Supplementary Materials
Time-lapse spinning disk confocal imaging of mosaic embryos with vsx1:GFP-labeled BCs in a WT host. BCs (marked by strong GFP expression) initially display a long process extending to the basal surface of the retina. As vsx1:GFP expression increases, the distal processes retract and the BC axons collect, condense, and branch into the IPL. Time given in hr:min. Imaging begins at ∼40 hpf.
Time-lapse spinning disk confocal imaging of mosaic retinas containing vsx1:GFP-expressing BCs (green) and ptf1a:DsRed-expressing ACs (magenta) in an unlabeled host retina. At the onset of the imaging session, ptf1a:DsRed expressing ACs and HCs have migrated to the AC layer. However, a separation between the dACs and ACs is not apparent. Over time, the BC axons appear and begin to stratify within the ptf1a-expressing cells (arrowheads). As these BC axons elaborate, the ACs are separated into displaced and nondisplaced populations, which are parted by the expanding IPL. Images are confocal reconstructions. Time shown in hr:min. Imaging begins at ∼40 hpf.
Time-lapse confocal imaging of mosaic retinas vsx1:GFP-expressing BCs (green) in a host retina where RGCs and ACs are labeled by ath5:GAP-RFP (magenta). GFP-expressing BC axons (arrowheads) accumulate coincidentally with the appearance of the IPL, as shown by ath5:GAP-RFP-labeled RGCs and ACs. Images represent maximum intensity projections of nine confocal slices. Time shown in hr:min. Imaging begins at ∼40 hpf.

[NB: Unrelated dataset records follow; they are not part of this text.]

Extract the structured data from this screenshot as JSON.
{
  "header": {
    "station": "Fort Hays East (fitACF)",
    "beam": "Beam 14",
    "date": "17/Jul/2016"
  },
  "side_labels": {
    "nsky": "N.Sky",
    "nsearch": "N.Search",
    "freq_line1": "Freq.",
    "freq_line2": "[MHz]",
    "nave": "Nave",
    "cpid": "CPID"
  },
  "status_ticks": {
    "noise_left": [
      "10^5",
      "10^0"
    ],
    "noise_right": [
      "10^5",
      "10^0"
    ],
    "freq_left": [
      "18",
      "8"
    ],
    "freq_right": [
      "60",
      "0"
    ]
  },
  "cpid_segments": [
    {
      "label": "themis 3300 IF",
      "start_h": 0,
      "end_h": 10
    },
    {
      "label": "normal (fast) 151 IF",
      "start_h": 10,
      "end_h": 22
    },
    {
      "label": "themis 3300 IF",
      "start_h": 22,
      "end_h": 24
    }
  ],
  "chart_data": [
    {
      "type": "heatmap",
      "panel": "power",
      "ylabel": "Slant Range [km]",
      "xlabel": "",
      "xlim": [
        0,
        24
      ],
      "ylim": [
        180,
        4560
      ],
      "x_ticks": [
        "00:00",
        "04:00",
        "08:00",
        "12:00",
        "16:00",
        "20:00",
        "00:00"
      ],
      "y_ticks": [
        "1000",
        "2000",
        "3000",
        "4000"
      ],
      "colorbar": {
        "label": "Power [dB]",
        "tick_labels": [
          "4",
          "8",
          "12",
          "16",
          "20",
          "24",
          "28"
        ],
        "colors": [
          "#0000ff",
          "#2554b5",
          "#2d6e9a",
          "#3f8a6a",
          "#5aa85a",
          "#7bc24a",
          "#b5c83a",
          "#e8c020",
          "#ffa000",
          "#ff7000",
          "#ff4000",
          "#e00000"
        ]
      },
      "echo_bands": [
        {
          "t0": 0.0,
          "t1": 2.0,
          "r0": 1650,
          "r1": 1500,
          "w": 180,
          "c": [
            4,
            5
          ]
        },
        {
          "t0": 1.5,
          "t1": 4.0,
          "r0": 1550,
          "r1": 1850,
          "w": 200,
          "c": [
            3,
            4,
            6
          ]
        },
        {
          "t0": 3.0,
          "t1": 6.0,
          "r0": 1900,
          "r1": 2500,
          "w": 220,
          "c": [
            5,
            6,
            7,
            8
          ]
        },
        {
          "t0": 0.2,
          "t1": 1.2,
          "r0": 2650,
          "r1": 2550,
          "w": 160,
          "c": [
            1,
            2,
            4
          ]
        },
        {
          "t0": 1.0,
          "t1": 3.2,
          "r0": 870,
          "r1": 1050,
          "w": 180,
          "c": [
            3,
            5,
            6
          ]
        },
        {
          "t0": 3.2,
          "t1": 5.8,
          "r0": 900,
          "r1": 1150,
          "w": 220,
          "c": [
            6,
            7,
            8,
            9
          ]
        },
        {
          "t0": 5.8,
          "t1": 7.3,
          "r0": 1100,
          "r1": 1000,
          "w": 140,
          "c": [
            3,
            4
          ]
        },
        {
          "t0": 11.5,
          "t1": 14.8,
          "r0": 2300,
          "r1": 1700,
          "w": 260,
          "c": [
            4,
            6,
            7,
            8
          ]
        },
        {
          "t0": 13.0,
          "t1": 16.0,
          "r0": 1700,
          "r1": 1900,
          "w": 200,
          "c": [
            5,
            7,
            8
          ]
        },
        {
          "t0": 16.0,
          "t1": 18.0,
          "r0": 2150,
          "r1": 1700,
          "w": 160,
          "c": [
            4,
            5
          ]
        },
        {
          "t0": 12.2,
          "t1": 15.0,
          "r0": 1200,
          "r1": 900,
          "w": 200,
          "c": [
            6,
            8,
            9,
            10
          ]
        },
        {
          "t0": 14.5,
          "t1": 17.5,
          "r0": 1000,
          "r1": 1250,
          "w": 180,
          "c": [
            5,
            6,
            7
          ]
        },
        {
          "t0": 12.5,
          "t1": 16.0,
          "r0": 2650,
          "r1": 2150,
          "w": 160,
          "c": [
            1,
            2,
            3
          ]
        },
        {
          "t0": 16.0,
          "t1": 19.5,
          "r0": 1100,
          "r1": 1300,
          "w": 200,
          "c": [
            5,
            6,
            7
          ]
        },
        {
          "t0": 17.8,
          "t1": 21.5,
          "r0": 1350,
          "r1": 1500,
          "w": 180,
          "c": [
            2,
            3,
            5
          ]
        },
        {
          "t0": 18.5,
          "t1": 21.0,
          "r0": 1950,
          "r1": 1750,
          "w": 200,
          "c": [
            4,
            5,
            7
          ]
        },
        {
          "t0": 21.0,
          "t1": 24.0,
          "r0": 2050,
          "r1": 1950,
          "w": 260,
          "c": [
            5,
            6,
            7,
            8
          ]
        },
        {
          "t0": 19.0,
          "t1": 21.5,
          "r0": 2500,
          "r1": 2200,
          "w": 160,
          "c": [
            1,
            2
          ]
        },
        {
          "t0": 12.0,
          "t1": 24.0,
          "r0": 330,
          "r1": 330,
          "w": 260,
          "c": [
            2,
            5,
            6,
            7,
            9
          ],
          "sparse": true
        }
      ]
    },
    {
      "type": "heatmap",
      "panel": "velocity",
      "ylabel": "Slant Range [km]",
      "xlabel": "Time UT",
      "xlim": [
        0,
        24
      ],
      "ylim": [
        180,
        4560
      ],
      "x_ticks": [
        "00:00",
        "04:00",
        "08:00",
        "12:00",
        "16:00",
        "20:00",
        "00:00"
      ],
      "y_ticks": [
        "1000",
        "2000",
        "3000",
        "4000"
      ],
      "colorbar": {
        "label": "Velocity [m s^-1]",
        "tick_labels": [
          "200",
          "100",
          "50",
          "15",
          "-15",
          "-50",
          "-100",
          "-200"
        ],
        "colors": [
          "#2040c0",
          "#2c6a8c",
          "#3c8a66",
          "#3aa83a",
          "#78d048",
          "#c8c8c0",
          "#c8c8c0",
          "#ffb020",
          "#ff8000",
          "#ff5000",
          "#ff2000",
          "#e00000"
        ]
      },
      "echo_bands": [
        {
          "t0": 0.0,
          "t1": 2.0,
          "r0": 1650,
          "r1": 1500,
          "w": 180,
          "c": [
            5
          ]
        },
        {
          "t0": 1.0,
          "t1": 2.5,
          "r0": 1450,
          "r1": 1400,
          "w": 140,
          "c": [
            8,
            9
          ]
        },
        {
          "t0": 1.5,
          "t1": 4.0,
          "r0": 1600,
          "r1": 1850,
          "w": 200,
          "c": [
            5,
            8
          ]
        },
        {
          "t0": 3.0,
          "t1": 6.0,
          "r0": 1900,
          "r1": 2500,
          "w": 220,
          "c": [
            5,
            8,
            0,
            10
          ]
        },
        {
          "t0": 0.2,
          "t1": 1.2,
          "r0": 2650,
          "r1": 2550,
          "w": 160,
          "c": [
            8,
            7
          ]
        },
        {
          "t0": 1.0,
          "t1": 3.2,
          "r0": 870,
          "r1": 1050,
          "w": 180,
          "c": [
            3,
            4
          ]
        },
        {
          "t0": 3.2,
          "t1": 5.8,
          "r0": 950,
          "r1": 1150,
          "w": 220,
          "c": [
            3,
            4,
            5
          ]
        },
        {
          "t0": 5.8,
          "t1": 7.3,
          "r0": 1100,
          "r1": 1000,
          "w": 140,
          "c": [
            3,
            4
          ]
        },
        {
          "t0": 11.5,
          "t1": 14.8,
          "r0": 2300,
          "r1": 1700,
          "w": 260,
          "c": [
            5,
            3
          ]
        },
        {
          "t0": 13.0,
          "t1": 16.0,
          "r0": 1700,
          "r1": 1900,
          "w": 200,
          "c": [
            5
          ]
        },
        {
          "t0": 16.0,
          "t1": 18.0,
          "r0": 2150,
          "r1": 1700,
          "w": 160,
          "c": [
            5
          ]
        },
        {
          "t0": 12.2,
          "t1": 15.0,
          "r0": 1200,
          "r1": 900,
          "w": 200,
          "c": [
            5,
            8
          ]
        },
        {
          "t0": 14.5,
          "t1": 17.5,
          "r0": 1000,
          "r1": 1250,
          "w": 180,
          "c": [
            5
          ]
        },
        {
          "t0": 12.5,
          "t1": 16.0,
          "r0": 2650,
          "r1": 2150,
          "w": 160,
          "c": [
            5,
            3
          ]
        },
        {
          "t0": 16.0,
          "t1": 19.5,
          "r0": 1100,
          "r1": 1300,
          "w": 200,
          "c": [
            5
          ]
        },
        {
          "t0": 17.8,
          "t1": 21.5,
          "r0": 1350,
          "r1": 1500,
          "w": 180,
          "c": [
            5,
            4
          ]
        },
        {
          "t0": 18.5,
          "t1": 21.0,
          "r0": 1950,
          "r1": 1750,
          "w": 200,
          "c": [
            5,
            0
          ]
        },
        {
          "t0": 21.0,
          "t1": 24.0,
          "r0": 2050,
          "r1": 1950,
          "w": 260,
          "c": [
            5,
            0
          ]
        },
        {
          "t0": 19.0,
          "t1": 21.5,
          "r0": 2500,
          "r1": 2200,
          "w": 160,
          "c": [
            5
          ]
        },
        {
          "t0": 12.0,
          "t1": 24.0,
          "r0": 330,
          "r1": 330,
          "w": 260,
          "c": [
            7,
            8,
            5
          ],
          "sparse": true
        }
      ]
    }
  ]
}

Time-lapse confocal imaging of vsx1:GFP-expressing BCs within a membrane-mCherry-labeled retina. The IPL becomes visible in the mCherry channel as a wavy band, which thickens and condenses into the IPL. The GFP-expressing BC axons are visible within the nascent IPL (arrowheads) and elaborate as the IPL matures. Images are of a single confocal slice. Time shown in hr:min. Imaging begins at ∼40 hpf.